Friday, April 09, 2010

Discovery Astronauts Perform Spacewalk


Two of shuttle Discovery's astronauts took an orbital walk today to prepare for a cooling system replacement and upgrade a navigation aid aboard earth's orbital outpost in space.

Rick Mastracchio and Clay Anderson began the first of three planned spacewalks this morning at 1:31 am EDT, as the pair placed their suits on internal power and opened the zipper hatch cover on the airlock on the International Space Station.
It was the start of the 141st spacewalk devoted to the construction of the space station.

First on the agenda had the spacewalkers translate over to the shuttle's payload bay and over to an ammonia tank located on the back wall of the bay.

The new ammonia tank was unbolted at 3:38 am, and Anderson then lifted the huge white box up to allow for the station's robotic arm to grapple it ten minutes later and slowly carry it over to station.
There are several ammonia tanks located on the outpost, and they provide cooling to the avionics and electronic systems.

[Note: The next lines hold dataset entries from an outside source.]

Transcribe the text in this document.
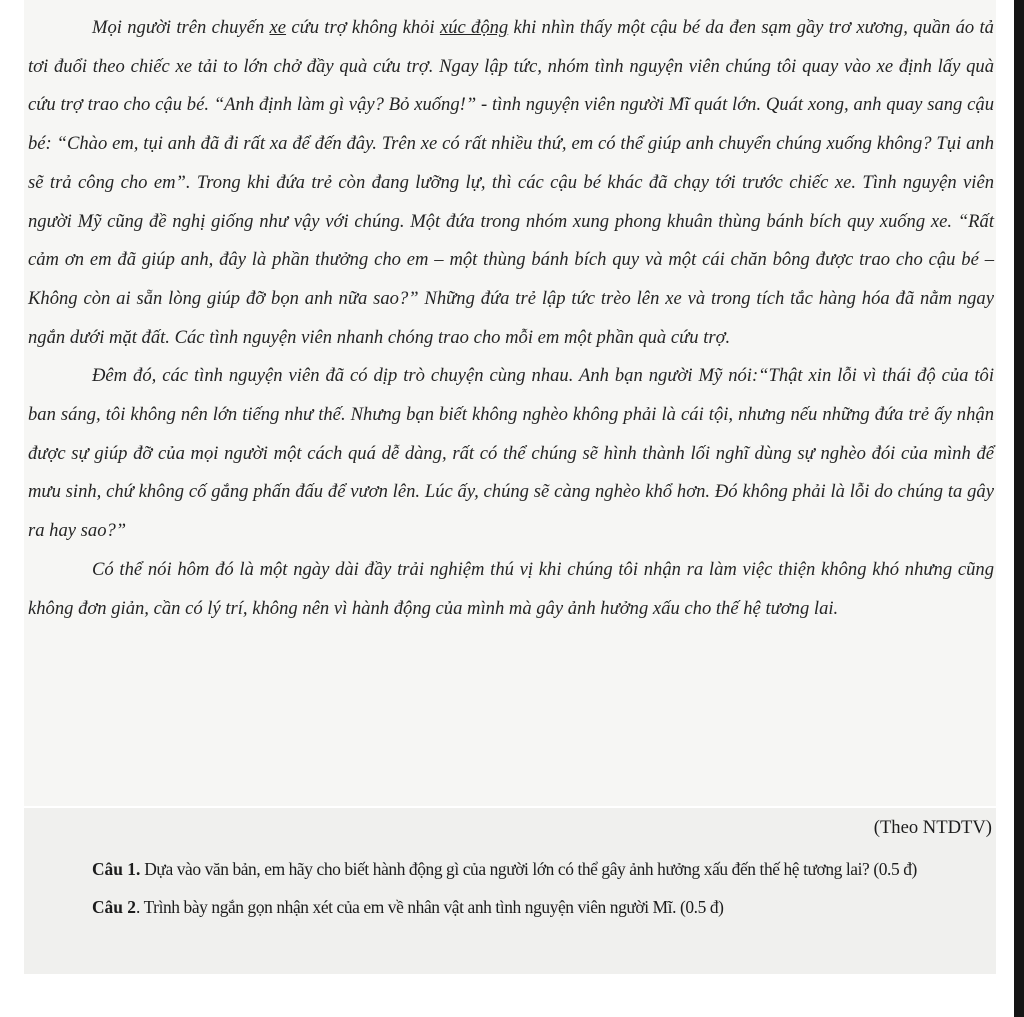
Mọi người trên chuyến xe cứu trợ không khỏi xúc động khi nhìn thấy một cậu bé da đen sạm gầy trơ xương, quần áo tả tơi đuổi theo chiếc xe tải to lớn chở đầy quà cứu trợ. Ngay lập tức, nhóm tình nguyện viên chúng tôi quay vào xe định lấy quà cứu trợ trao cho cậu bé. “Anh định làm gì vậy? Bỏ xuống!” - tình nguyện viên người Mĩ quát lớn. Quát xong, anh quay sang cậu bé: “Chào em, tụi anh đã đi rất xa để đến đây. Trên xe có rất nhiều thứ, em có thể giúp anh chuyển chúng xuống không? Tụi anh sẽ trả công cho em”. Trong khi đứa trẻ còn đang lưỡng lự, thì các cậu bé khác đã chạy tới trước chiếc xe. Tình nguyện viên người Mỹ cũng đề nghị giống như vậy với chúng. Một đứa trong nhóm xung phong khuân thùng bánh bích quy xuống xe. “Rất cảm ơn em đã giúp anh, đây là phần thưởng cho em – một thùng bánh bích quy và một cái chăn bông được trao cho cậu bé – Không còn ai sẵn lòng giúp đỡ bọn anh nữa sao?” Những đứa trẻ lập tức trèo lên xe và trong tích tắc hàng hóa đã nằm ngay ngắn dưới mặt đất. Các tình nguyện viên nhanh chóng trao cho mỗi em một phần quà cứu trợ.

Đêm đó, các tình nguyện viên đã có dịp trò chuyện cùng nhau. Anh bạn người Mỹ nói:“Thật xin lỗi vì thái độ của tôi ban sáng, tôi không nên lớn tiếng như thế. Nhưng bạn biết không nghèo không phải là cái tội, nhưng nếu những đứa trẻ ấy nhận được sự giúp đỡ của mọi người một cách quá dễ dàng, rất có thể chúng sẽ hình thành lối nghĩ dùng sự nghèo đói của mình để mưu sinh, chứ không cố gắng phấn đấu để vươn lên. Lúc ấy, chúng sẽ càng nghèo khổ hơn. Đó không phải là lỗi do chúng ta gây ra hay sao?”

Có thể nói hôm đó là một ngày dài đầy trải nghiệm thú vị khi chúng tôi nhận ra làm việc thiện không khó nhưng cũng không đơn giản, cần có lý trí, không nên vì hành động của mình mà gây ảnh hưởng xấu cho thế hệ tương lai.

(Theo NTDTV)

Câu 1. Dựa vào văn bản, em hãy cho biết hành động gì của người lớn có thể gây ảnh hưởng xấu đến thế hệ tương lai? (0.5 đ)

Câu 2. Trình bày ngắn gọn nhận xét của em về nhân vật anh tình nguyện viên người Mĩ. (0.5 đ)
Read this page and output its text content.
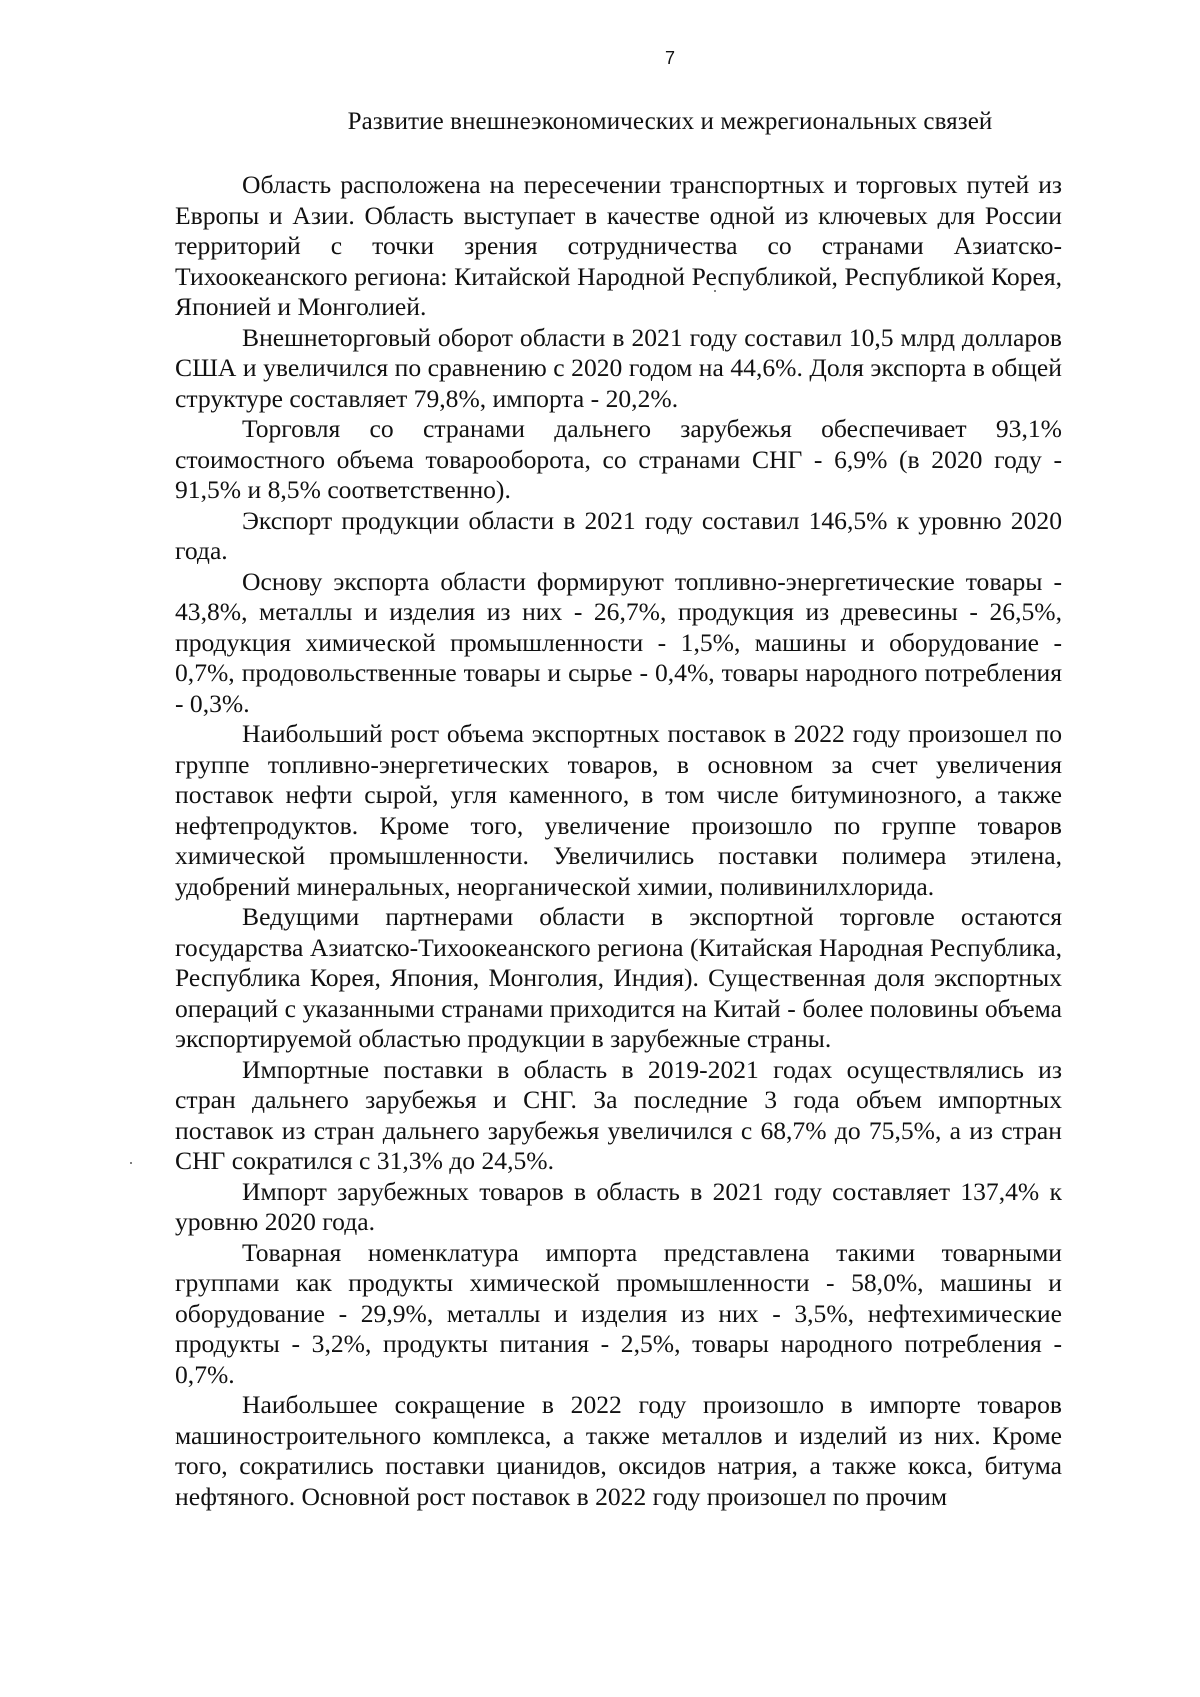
7
Развитие внешнеэкономических и межрегиональных связей

Область расположена на пересечении транспортных и торговых путей из Европы и Азии. Область выступает в качестве одной из ключевых для России территорий с точки зрения сотрудничества со странами Азиатско-Тихоокеанского региона: Китайской Народной Республикой, Республикой Корея, Японией и Монголией.

Внешнеторговый оборот области в 2021 году составил 10,5 млрд долларов США и увеличился по сравнению с 2020 годом на 44,6%. Доля экспорта в общей структуре составляет 79,8%, импорта - 20,2%.

Торговля со странами дальнего зарубежья обеспечивает 93,1% стоимостного объема товарооборота, со странами СНГ - 6,9% (в 2020 году - 91,5% и 8,5% соответственно).

Экспорт продукции области в 2021 году составил 146,5% к уровню 2020 года.

Основу экспорта области формируют топливно-энергетические товары - 43,8%, металлы и изделия из них - 26,7%, продукция из древесины - 26,5%, продукция химической промышленности - 1,5%, машины и оборудование - 0,7%, продовольственные товары и сырье - 0,4%, товары народного потребления - 0,3%.

Наибольший рост объема экспортных поставок в 2022 году произошел по группе топливно-энергетических товаров, в основном за счет увеличения поставок нефти сырой, угля каменного, в том числе битуминозного, а также нефтепродуктов. Кроме того, увеличение произошло по группе товаров химической промышленности. Увеличились поставки полимера этилена, удобрений минеральных, неорганической химии, поливинилхлорида.

Ведущими партнерами области в экспортной торговле остаются государства Азиатско-Тихоокеанского региона (Китайская Народная Республика, Республика Корея, Япония, Монголия, Индия). Существенная доля экспортных операций с указанными странами приходится на Китай - более половины объема экспортируемой областью продукции в зарубежные страны.

Импортные поставки в область в 2019-2021 годах осуществлялись из стран дальнего зарубежья и СНГ. За последние 3 года объем импортных поставок из стран дальнего зарубежья увеличился с 68,7% до 75,5%, а из стран СНГ сократился с 31,3% до 24,5%.

Импорт зарубежных товаров в область в 2021 году составляет 137,4% к уровню 2020 года.

Товарная номенклатура импорта представлена такими товарными группами как продукты химической промышленности - 58,0%, машины и оборудование - 29,9%, металлы и изделия из них - 3,5%, нефтехимические продукты - 3,2%, продукты питания - 2,5%, товары народного потребления - 0,7%.

Наибольшее сокращение в 2022 году произошло в импорте товаров машиностроительного комплекса, а также металлов и изделий из них. Кроме того, сократились поставки цианидов, оксидов натрия, а также кокса, битума нефтяного. Основной рост поставок в 2022 году произошел по прочим
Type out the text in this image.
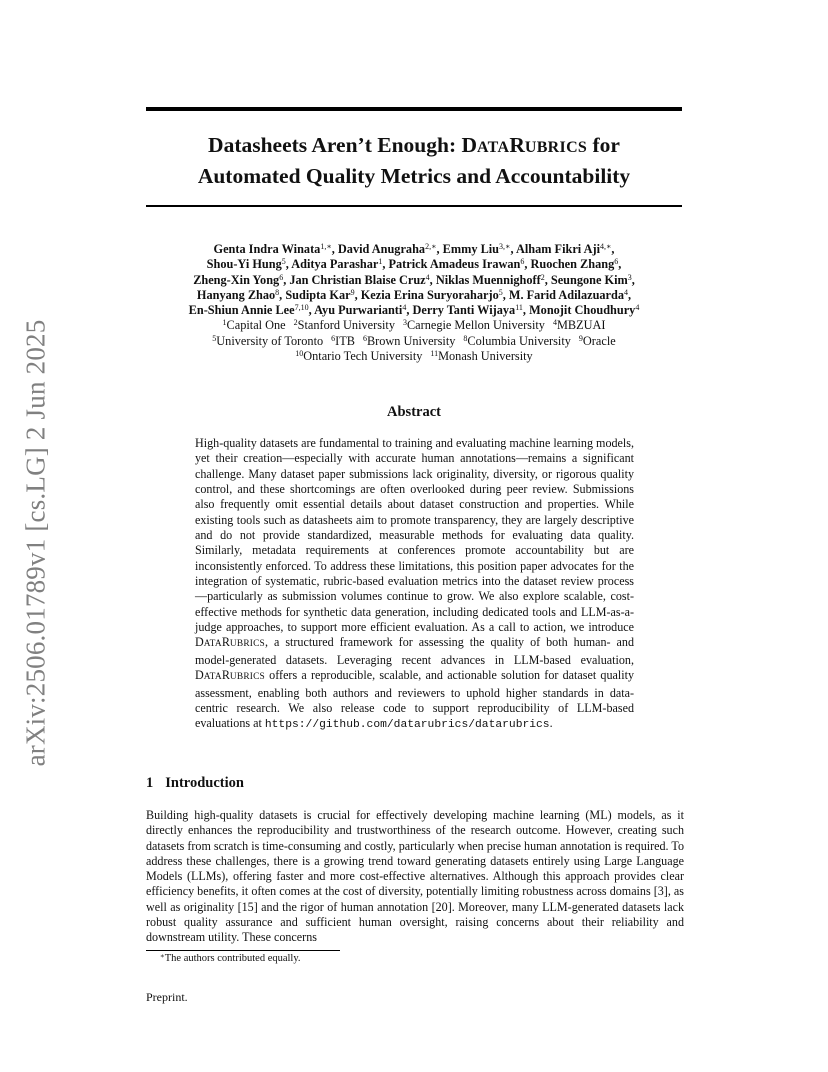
Datasheets Aren’t Enough: DATARUBRICS for
Automated Quality Metrics and Accountability
Genta Indra Winata$^{1,∗}$, David Anugraha$^{2,∗}$, Emmy Liu$^{3,∗}$, Alham Fikri Aji$^{4,∗}$,
Shou-Yi Hung$^5$, Aditya Parashar$^1$, Patrick Amadeus Irawan$^6$, Ruochen Zhang$^6$,
Zheng-Xin Yong$^6$, Jan Christian Blaise Cruz$^4$, Niklas Muennighoff$^2$, Seungone Kim$^3$,
Hanyang Zhao$^8$, Sudipta Kar$^9$, Kezia Erina Suryoraharjo$^5$, M. Farid Adilazuarda$^4$,
En-Shiun Annie Lee$^{7,10}$, Ayu Purwarianti$^4$, Derry Tanti Wijaya$^{11}$, Monojit Choudhury$^4$
$^1$Capital One $^2$Stanford University $^3$Carnegie Mellon University $^4$MBZUAI
$^5$University of Toronto $^6$ITB $^6$Brown University $^8$Columbia University $^9$Oracle
$^{10}$Ontario Tech University $^{11}$Monash University
arXiv:2506.01789v1 [cs.LG] 2 Jun 2025	Abstract

High-quality datasets are fundamental to training and evaluating machine learning models, yet their creation—especially with accurate human annotations—remains a significant challenge. Many dataset paper submissions lack originality, diversity, or rigorous quality control, and these shortcomings are often overlooked during peer review. Submissions also frequently omit essential details about dataset construction and properties. While existing tools such as datasheets aim to promote transparency, they are largely descriptive and do not provide standardized, measurable methods for evaluating data quality. Similarly, metadata requirements at conferences promote accountability but are inconsistently enforced. To address these limitations, this position paper advocates for the integration of systematic, rubric-based evaluation metrics into the dataset review process—particularly as submission volumes continue to grow. We also explore scalable, cost-effective methods for synthetic data generation, including dedicated tools and LLM-as-a-judge approaches, to support more efficient evaluation. As a call to action, we introduce DATARUBRICS, a structured framework for assessing the quality of both human- and model-generated datasets. Leveraging recent advances in LLM-based evaluation, DATARUBRICS offers a reproducible, scalable, and actionable solution for dataset quality assessment, enabling both authors and reviewers to uphold higher standards in data-centric research. We also release code to support reproducibility of LLM-based evaluations at https://github.com/datarubrics/datarubrics.

1 Introduction

Building high-quality datasets is crucial for effectively developing machine learning (ML) models, as it directly enhances the reproducibility and trustworthiness of the research outcome. However, creating such datasets from scratch is time-consuming and costly, particularly when precise human annotation is required. To address these challenges, there is a growing trend toward generating datasets entirely using Large Language Models (LLMs), offering faster and more cost-effective alternatives. Although this approach provides clear efficiency benefits, it often comes at the cost of diversity, potentially limiting robustness across domains [3], as well as originality [15] and the rigor of human annotation [20]. Moreover, many LLM-generated datasets lack robust quality assurance and sufficient human oversight, raising concerns about their reliability and downstream utility. These concerns

∗The authors contributed equally.

Preprint.
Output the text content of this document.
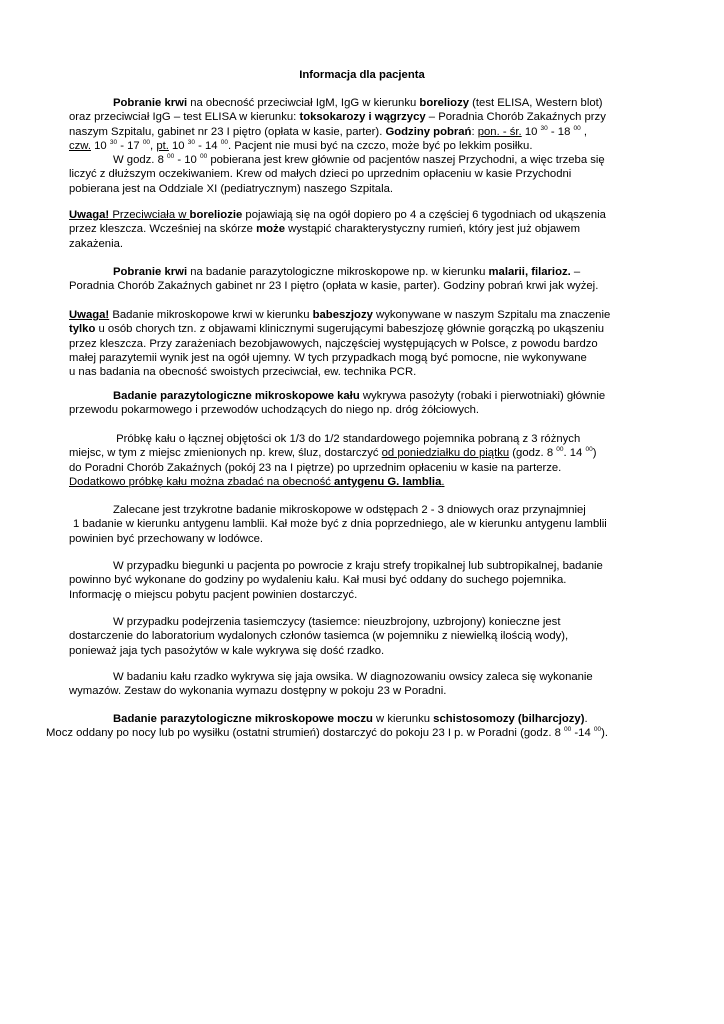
Informacja dla pacjenta
Pobranie krwi na obecność przeciwciał IgM, IgG w kierunku boreliozy (test ELISA, Western blot)
oraz przeciwciał IgG – test ELISA w kierunku: toksokarozy i wągrzycy – Poradnia Chorób Zakaźnych przy
naszym Szpitalu, gabinet nr 23 I piętro (opłata w kasie, parter). Godziny pobrań: pon. - śr. 10 $^{30}$ - 18 $^{00}$ ,
czw. 10 $^{30}$ - 17 $^{00}$, pt. 10 $^{30}$ - 14 $^{00}$. Pacjent nie musi być na czczo, może być po lekkim posiłku.
W godz. 8 $^{00}$ - 10 $^{00}$ pobierana jest krew głównie od pacjentów naszej Przychodni, a więc trzeba się
liczyć z dłuższym oczekiwaniem. Krew od małych dzieci po uprzednim opłaceniu w kasie Przychodni
pobierana jest na Oddziale XI (pediatrycznym) naszego Szpitala.
Uwaga! Przeciwciała w boreliozie pojawiają się na ogół dopiero po 4 a częściej 6 tygodniach od ukąszenia
przez kleszcza. Wcześniej na skórze może wystąpić charakterystyczny rumień, który jest już objawem
zakażenia.
Pobranie krwi na badanie parazytologiczne mikroskopowe np. w kierunku malarii, filarioz. –
Poradnia Chorób Zakaźnych gabinet nr 23 I piętro (opłata w kasie, parter). Godziny pobrań krwi jak wyżej.
Uwaga! Badanie mikroskopowe krwi w kierunku babeszjozy wykonywane w naszym Szpitalu ma znaczenie
tylko u osób chorych tzn. z objawami klinicznymi sugerującymi babeszjozę głównie gorączką po ukąszeniu
przez kleszcza. Przy zarażeniach bezobjawowych, najczęściej występujących w Polsce, z powodu bardzo
małej parazytemii wynik jest na ogół ujemny. W tych przypadkach mogą być pomocne, nie wykonywane
u nas badania na obecność swoistych przeciwciał, ew. technika PCR.
Badanie parazytologiczne mikroskopowe kału wykrywa pasożyty (robaki i pierwotniaki) głównie
przewodu pokarmowego i przewodów uchodzących do niego np. dróg żółciowych.
Próbkę kału o łącznej objętości ok 1/3 do 1/2 standardowego pojemnika pobraną z 3 różnych
miejsc, w tym z miejsc zmienionych np. krew, śluz, dostarczyć od poniedziałku do piątku (godz. 8 $^{00}$. 14 $^{00}$)
do Poradni Chorób Zakaźnych (pokój 23 na I piętrze) po uprzednim opłaceniu w kasie na parterze.
Dodatkowo próbkę kału można zbadać na obecność antygenu G. lamblia.
Zalecane jest trzykrotne badanie mikroskopowe w odstępach 2 - 3 dniowych oraz przynajmniej
1 badanie w kierunku antygenu lamblii. Kał może być z dnia poprzedniego, ale w kierunku antygenu lamblii
powinien być przechowany w lodówce.
W przypadku biegunki u pacjenta po powrocie z kraju strefy tropikalnej lub subtropikalnej, badanie
powinno być wykonane do godziny po wydaleniu kału. Kał musi być oddany do suchego pojemnika.
Informację o miejscu pobytu pacjent powinien dostarczyć.
W przypadku podejrzenia tasiemczycy (tasiemce: nieuzbrojony, uzbrojony) konieczne jest
dostarczenie do laboratorium wydalonych członów tasiemca (w pojemniku z niewielką ilością wody),
ponieważ jaja tych pasożytów w kale wykrywa się dość rzadko.
W badaniu kału rzadko wykrywa się jaja owsika. W diagnozowaniu owsicy zaleca się wykonanie
wymazów. Zestaw do wykonania wymazu dostępny w pokoju 23 w Poradni.
Badanie parazytologiczne mikroskopowe moczu w kierunku schistosomozy (bilharcjozy).
Mocz oddany po nocy lub po wysiłku (ostatni strumień) dostarczyć do pokoju 23 I p. w Poradni (godz. 8 $^{00}$ -14 $^{00}$).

As the Canadian-built robotic arm moved the ammonia tank over to a storage platform on the space station, Mastracchio and Anderson translated over to the Japanese Kibo module to retrieve a science experiment for it's return home to earth in one week.
A navigation aid known as the Rate Gyro Assembly was next on the crew's wrist-cuff checklist.
Mastracchio, performing his fourth spacewalk, unbolted the old gyro assembly and after a slight delay to free it, removed it at just before 6AM to allow for the new one to be installed on the starboard one truss.
Minutes after the installation of the new gyro, it was started by ground controllers and passed several aliveness tests.
The spacewalkers closed out a successful six hour, 28 minute spacewalk at 7:58 am, following the space duo's return to the airlock and suits placed on external power.
Today's orbital walk in space was Anderson's fourth, and he has now totaled 24 hours and 38 minutes of spacewalking time. Mastracchio has a combined spacewalking time which is two minutes more than his crew mate.
The combined orbital construction time outside the space station during the 141 'walks is now nearly 880 hours.
Anderson and Mastracchio will return out into the open vacuum of space on Sunday morning, and will replace the old ammonia tank with the new one.